Peut-être que le titre est de la rédaction et non d’elle.

Ce que je remarque dans son analyse du livre de Gérard Boismenu basé sur une étude de 14 pays occidentaux dont le Canada, le glorieux pays de nos alleux…. C’est qu’il existe des points communs qui s’appliquent aussi au Québec. Sans doute.

Ce dont je m’aperçois, c’est précisément nous avons perdu nos repères. Quand madame Boileau évoque les « Trente Glorieuses » cela me parle, la ligne de démarcation était claire, c’était l’époque de mes parents, le marché immobilier était plus abordable, l’accès à la propriété plus simple, étudie, « l’État providence » s’occupe du reste.

Je suis arrivé sur le marché du travail à la fin des Trente Glorieuses et je suis entré dans cette catégorie des « chômeurs diplômés » avec la promotion en vogue d’une main d’œuvre totalement interchangeable avec laquelle il est possible de jouer.
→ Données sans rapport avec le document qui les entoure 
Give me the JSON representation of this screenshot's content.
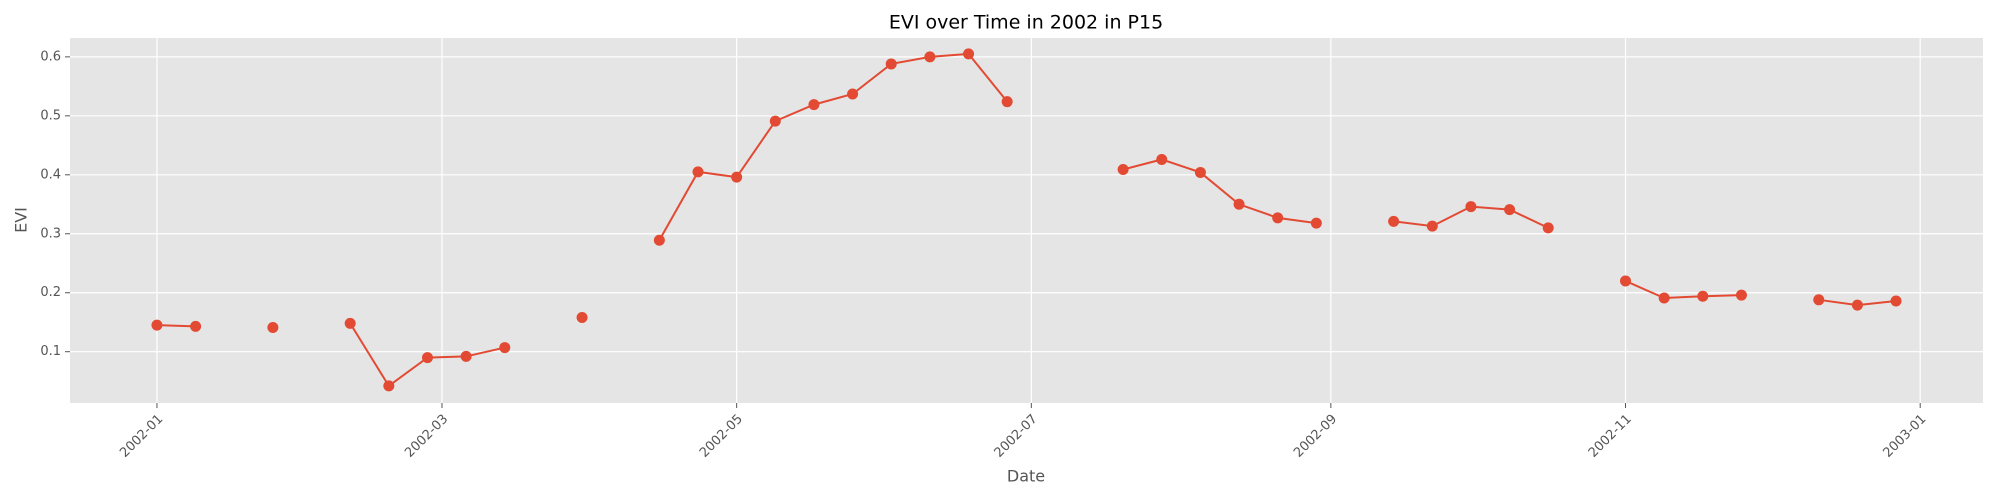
{
  "chart_data": {
    "type": "line",
    "title": "EVI over Time in 2002 in P15",
    "x_label": "Date",
    "y_label": "EVI",
    "x": [
      "2002-01-01",
      "2002-01-09",
      "2002-01-17",
      "2002-01-25",
      "2002-02-02",
      "2002-02-10",
      "2002-02-18",
      "2002-02-26",
      "2002-03-06",
      "2002-03-14",
      "2002-03-22",
      "2002-03-30",
      "2002-04-07",
      "2002-04-15",
      "2002-04-23",
      "2002-05-01",
      "2002-05-09",
      "2002-05-17",
      "2002-05-25",
      "2002-06-02",
      "2002-06-10",
      "2002-06-18",
      "2002-06-26",
      "2002-07-04",
      "2002-07-12",
      "2002-07-20",
      "2002-07-28",
      "2002-08-05",
      "2002-08-13",
      "2002-08-21",
      "2002-08-29",
      "2002-09-06",
      "2002-09-14",
      "2002-09-22",
      "2002-09-30",
      "2002-10-08",
      "2002-10-16",
      "2002-10-24",
      "2002-11-01",
      "2002-11-09",
      "2002-11-17",
      "2002-11-25",
      "2002-12-03",
      "2002-12-11",
      "2002-12-19",
      "2002-12-27"
    ],
    "series": [
      {
        "color": "#e24a33",
        "values": [
          0.145,
          0.143,
          null,
          0.141,
          null,
          0.148,
          0.042,
          0.09,
          0.092,
          0.107,
          null,
          0.158,
          null,
          0.289,
          0.405,
          0.396,
          0.491,
          0.519,
          0.537,
          0.588,
          0.6,
          0.605,
          0.524,
          null,
          null,
          0.409,
          0.426,
          0.404,
          0.35,
          0.327,
          0.318,
          null,
          0.321,
          0.313,
          0.346,
          0.341,
          0.31,
          null,
          0.22,
          0.191,
          0.194,
          0.196,
          null,
          0.188,
          0.179,
          0.186
        ]
      }
    ],
    "xlim": [
      "2001-12-14",
      "2003-01-14"
    ],
    "xticks": [
      "2002-01",
      "2002-03",
      "2002-05",
      "2002-07",
      "2002-09",
      "2002-11",
      "2003-01"
    ],
    "ylim": [
      0.013,
      0.632
    ],
    "yticks": [
      0.1,
      0.2,
      0.3,
      0.4,
      0.5,
      0.6
    ],
    "grid": true
  }
}
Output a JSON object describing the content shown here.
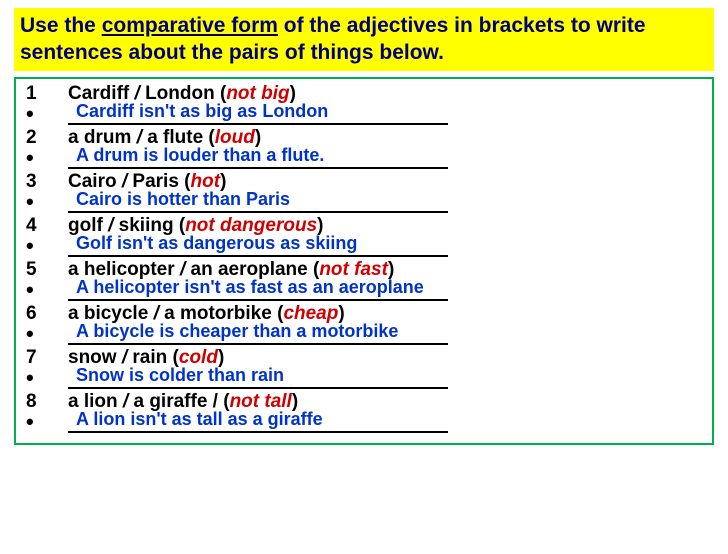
{
  "header": {
    "pre": "Use the ",
    "underlined": "comparative form",
    "post": " of the adjectives in brackets to write sentences about the pairs of things below."
  },
  "items": [
    {
      "num": "1",
      "a": "Cardiff",
      "b": "London",
      "adj": "not big",
      "answer": "Cardiff isn't as big as London"
    },
    {
      "num": "2",
      "a": "a drum",
      "b": "a flute",
      "adj": "loud",
      "answer": "A drum is louder than a flute."
    },
    {
      "num": "3",
      "a": "Cairo",
      "b": "Paris",
      "adj": "hot",
      "answer": "Cairo is hotter than Paris"
    },
    {
      "num": "4",
      "a": "golf",
      "b": "skiing",
      "adj": "not dangerous",
      "answer": "Golf isn't as dangerous as skiing"
    },
    {
      "num": "5",
      "a": "a helicopter",
      "b": "an aeroplane",
      "adj": "not fast",
      "answer": "A helicopter isn't as fast as an aeroplane"
    },
    {
      "num": "6",
      "a": "a bicycle",
      "b": "a motorbike",
      "adj": "cheap",
      "answer": "A bicycle is cheaper than a motorbike"
    },
    {
      "num": "7",
      "a": "snow",
      "b": "rain",
      "adj": "cold",
      "answer": "Snow is colder than rain"
    },
    {
      "num": "8",
      "a": "a lion",
      "b": "a giraffe /",
      "adj": "not tall",
      "answer": "A lion isn't as tall as a giraffe"
    }
  ],
  "colors": {
    "header_bg": "#ffff00",
    "header_text": "#000080",
    "border": "#00b050",
    "adj": "#d00000",
    "answer": "#0033cc"
  }
}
C’est vrai qu’à la même époque la « ganja » était bonne, on pouvait s’envoyer en l’air avec les « tounes » de Burning Spear et de Bob Marley. Nous prenions conscience qu’il y avait autre chose que l’occident. Certains micro- univers comme la Jamaïque ont fait tourner les têtes et nous interpellèrent encore avec leurs athlètes hors du commun.

Je pense qu’il il faut regarder le début de la perte de repères avec l’arrivée des années 80, l’adoption des politiques néo-libérales (mal comprises d’ailleurs) qui par le biais de la mondialisation se sont avérées destructrices d’emploi ; mais encore dévastatrices de vies.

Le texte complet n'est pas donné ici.